Causas e Fisiopatologia

Embora a etiologia exata da Doença de Moyamoya seja desconhecida, acredita-se que fatores genéticos possam desempenhar um papel importante, especialmente em indivíduos de origem japonesa.

A doença pode estar associada a outras condições, como neurofibromatose, anemia falciforme e síndrome de Down.

Na Doença de Moyamoya, ocorre um estreitamento crônico das artérias carótidas internas, levando a um suprimento sanguíneo insuficiente ao cérebro e, consequentemente, a uma carência de oxigênio.

Para compensar, o cérebro desenvolve uma rede de vasos colaterais. No entanto, esses vasos são mais frágeis e podem romper, causando hemorragias cerebrais.

Sintomas e Diagnóstico

Os sintomas da Doença de Moyamoya variam, mas frequentemente incluem ataques isquêmicos transitórios, acidentes vasculares cerebrais e, em alguns casos, hemorragias cerebrais.

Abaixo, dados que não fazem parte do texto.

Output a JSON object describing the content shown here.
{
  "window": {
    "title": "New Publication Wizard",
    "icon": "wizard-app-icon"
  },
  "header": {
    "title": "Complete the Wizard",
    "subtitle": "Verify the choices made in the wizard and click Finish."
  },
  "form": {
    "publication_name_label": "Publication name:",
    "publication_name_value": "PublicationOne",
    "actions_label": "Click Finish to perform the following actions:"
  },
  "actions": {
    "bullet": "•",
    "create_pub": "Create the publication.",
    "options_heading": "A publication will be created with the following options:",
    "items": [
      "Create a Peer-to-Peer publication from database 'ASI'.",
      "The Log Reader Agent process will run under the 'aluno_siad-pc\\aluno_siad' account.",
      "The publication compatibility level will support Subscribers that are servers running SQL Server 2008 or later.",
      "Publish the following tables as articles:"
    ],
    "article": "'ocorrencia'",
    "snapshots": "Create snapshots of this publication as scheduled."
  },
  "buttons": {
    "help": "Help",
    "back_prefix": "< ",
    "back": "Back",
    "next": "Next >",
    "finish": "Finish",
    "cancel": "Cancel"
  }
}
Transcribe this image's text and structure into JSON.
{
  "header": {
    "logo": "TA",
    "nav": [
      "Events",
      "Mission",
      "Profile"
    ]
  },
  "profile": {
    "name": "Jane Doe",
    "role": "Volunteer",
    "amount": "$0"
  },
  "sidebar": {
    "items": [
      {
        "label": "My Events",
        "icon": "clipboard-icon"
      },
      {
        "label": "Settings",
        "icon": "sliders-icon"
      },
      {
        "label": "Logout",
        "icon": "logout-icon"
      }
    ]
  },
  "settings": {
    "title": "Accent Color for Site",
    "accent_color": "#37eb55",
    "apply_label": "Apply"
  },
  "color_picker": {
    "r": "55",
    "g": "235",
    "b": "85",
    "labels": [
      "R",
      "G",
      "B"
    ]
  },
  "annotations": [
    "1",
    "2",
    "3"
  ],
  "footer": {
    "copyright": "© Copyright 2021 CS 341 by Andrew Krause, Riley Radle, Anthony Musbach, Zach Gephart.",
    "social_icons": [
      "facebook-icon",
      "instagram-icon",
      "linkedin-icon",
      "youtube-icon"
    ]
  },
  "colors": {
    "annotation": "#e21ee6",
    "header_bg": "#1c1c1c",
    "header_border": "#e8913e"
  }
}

Em crianças, pode ocorrer declínio intelectual, convulsões e movimentos involuntários.

O diagnóstico é feito através de exames de imagem, como angiografia por ressonância magnética (RM) ou tomografia computadorizada, que revelam o estreitamento das artérias e a presença da rede vascular anormal.

Tratamento e Prognóstico

O tratamento da Doença de Moyamoya é principalmente cirúrgico, visando restaurar o fluxo sanguíneo adequado ao cérebro.

As opções incluem procedimentos como a anastomose direta e a encefaloduroarteriossinangiose indireta.

O prognóstico da doença varia. Sem tratamento, pode levar a complicações graves e até fatais. No entanto, com intervenção cirúrgica adequada e acompanhamento médico, muitos pacientes conseguem levar uma vida relativamente normal.

Alguns Cuidados

  • Monitoramento Neurológico: Observar sinais de déficits neurológicos, como fraqueza, alterações na fala ou convulsões.
  • Prevenção de AVC: Acompanhar sinais vitais e realizar exames periódicos para detectar sinais precoces de acidente vascular cerebral.
  • Cuidados Pós-Operatórios: Após a cirurgia de revascularização, é importante monitorar sinais de infecção, garantir a administração adequada de medicamentos e avaliar a cicatrização.
  • Educação do Paciente e Família: Informar sobre a doença, o tratamento e as medidas preventivas para evitar lesões que possam levar a sangramentos.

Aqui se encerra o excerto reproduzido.